Smilow’s house is located in Usonia, the Frank Lloyd Wright–designed community in Mount Pleasant, New York. The furnishings are all from Smilow-Thielle. Photo courtesy of the Smilow Family.
Certain leviathans of mid-century furniture design routinely make headlines: Edward Wormley, Jens Risom, and Richard Schulz, for example. But Mel Smilow—another champion of enduring and affordable modern design—has flown under history’s radar. Though recognized and coveted by collectors, Smilow’s work remains little known to the mainstream.
Smilow designed his pieces, oversaw their manufacturing, and sold them in his own shops in New York City, White Plains, Long Island, New Jersey, and Washington, DC. A master of the art of merchandising, his styled room settings were renowned for being charming and enticing, incorporating housewares, art, and decorations. His philosophy was clear: Modern design should be good-looking, affordable, and timeless.
SlideshowA handsome sofa from the Smilow-Thielle Rail Back Collection is distinguished by walnut dowels surrounding the piece’s sides and back. Photo courtesy of the Smilow Family.
Smilow (1922–2002) was born in the Bronx, New York. He studied art at the Pratt Institute, but he left near the end of his first year to support his family. In 1948, he met Morton Thielle, a successful retail salesman who had the money to finance a partnership. The two were convinced that well-designed modern furniture could be made and marketed more economically by eliminating middlemen and designing and manufacturing pieces to sell directly to consumers. The duo produced well-made pieces—mostly crafted from sturdy American walnut and birch and built in Pennsylvania—and sold them for about 50 percent below comparable designs. “That Smilow wasn’t represented by the [major] circuits and stood alone and retailed himself is admirable,” says Ed Calabrese, a furniture connoisseur and retail design director whose clients include Bloomingdale’s and Saks Fifth Avenue.
In a New Yorker article from the June 9, 1956, issue, writer Sheila Hibben swooned: Anyone who believed that all modern furniture was “either appallingly bad or appallingly expensive...[should] have a look at the pieces at Smilow-Thielle,” she wrote. Their designs ranged from a paper-cord armchair to a walnut sofa to a Formica-topped desk. By 1965, Smilow-Thielle owned six retail stores. The Smilow-Thielle partnership dissolved in 1969 and business slowed during the recession of the early 1970s. Smilow kept operating his stores—now under the name Smilow Corp.—until 1972, when his last shop closed. He continued to make custom furniture and work from home until the late 1980s.
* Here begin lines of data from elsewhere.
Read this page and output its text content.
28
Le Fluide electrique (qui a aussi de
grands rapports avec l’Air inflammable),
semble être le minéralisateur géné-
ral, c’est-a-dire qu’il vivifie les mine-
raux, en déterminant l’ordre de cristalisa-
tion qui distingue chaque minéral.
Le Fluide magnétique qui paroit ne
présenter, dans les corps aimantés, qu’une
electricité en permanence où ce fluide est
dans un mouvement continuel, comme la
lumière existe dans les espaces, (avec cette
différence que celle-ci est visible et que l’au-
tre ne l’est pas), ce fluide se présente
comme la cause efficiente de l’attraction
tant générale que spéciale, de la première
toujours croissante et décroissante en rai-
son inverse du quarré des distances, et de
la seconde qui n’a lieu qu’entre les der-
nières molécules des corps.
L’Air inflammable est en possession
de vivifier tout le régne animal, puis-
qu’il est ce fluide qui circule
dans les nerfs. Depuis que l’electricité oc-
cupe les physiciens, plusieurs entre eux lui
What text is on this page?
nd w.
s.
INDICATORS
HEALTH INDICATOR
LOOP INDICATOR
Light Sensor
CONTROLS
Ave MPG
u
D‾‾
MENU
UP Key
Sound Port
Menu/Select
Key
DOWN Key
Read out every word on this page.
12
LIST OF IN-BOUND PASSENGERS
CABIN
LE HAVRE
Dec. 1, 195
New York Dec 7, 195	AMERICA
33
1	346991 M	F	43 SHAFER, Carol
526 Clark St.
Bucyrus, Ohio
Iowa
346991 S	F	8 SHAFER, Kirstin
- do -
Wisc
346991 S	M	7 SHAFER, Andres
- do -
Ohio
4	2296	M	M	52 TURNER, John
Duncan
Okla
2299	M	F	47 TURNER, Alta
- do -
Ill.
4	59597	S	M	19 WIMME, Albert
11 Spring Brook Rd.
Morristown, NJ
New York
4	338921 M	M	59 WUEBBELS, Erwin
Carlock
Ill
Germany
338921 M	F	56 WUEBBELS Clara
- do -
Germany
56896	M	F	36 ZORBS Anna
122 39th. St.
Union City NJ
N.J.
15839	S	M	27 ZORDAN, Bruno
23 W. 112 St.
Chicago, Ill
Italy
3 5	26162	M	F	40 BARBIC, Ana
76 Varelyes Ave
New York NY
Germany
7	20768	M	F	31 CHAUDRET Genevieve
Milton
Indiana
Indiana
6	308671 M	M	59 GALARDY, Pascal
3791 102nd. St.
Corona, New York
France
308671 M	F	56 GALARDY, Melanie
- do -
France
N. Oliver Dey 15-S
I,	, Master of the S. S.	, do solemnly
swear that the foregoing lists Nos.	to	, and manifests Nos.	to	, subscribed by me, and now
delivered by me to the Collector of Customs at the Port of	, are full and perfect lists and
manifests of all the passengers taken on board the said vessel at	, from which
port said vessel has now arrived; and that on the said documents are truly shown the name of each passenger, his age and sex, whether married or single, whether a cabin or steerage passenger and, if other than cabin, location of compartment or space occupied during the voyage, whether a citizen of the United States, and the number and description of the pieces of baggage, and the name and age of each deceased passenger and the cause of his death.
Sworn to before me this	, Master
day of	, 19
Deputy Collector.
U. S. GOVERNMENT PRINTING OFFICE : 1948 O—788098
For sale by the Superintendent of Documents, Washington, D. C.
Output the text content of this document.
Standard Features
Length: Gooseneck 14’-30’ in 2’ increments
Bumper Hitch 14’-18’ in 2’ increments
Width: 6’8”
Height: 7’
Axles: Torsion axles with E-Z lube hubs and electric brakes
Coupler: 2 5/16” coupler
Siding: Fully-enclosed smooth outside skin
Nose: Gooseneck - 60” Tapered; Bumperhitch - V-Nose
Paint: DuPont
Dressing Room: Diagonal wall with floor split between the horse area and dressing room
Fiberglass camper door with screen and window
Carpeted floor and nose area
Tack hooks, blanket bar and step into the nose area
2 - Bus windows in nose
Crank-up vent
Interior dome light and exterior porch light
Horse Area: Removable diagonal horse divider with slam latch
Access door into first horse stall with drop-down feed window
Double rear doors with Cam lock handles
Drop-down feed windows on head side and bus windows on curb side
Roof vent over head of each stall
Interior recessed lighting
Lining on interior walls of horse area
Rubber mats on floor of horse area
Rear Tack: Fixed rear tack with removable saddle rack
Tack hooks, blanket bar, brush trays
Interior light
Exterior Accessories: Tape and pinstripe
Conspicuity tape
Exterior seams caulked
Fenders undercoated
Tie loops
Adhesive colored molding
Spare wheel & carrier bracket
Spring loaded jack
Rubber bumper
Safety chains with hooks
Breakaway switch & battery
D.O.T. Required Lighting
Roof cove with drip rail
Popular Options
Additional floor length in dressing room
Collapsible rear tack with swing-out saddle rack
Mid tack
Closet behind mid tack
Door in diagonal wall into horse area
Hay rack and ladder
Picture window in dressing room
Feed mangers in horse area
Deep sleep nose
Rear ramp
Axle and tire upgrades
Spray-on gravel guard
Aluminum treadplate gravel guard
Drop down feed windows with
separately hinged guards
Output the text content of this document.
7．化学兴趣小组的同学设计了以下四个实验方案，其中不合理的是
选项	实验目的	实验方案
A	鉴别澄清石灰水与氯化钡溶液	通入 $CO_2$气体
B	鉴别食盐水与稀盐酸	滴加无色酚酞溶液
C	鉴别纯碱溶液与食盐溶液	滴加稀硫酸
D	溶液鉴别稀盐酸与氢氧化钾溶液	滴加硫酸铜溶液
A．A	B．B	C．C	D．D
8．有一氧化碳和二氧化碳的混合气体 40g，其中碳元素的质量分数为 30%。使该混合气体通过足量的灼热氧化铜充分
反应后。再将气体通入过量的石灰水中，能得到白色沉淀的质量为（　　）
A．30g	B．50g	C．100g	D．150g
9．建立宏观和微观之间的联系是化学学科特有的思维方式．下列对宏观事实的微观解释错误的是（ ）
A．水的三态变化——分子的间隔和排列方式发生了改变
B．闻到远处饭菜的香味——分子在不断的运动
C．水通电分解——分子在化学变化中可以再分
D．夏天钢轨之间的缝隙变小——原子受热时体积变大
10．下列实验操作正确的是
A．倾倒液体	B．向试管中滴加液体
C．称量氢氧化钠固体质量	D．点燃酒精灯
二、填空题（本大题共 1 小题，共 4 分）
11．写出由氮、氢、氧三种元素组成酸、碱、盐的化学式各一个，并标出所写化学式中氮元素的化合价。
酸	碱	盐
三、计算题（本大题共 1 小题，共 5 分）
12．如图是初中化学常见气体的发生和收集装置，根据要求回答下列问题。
Smilow’s appealing, tailored, unpretentious take on American modern has triggered a recent renaissance. His daughters, Judy (a product designer) and Pam (an artist), are returning his designs to the marketplace this year, under the name Smilow Furniture. Top priority was “finding a small family-owned American factory of which my father would have approved,” says Judy. A 50-year-old factory in Lancaster County, Pennsylvania, fit the tall order. The initial ten-piece collection launched at the International Contemporary Furniture Fair in May 2013.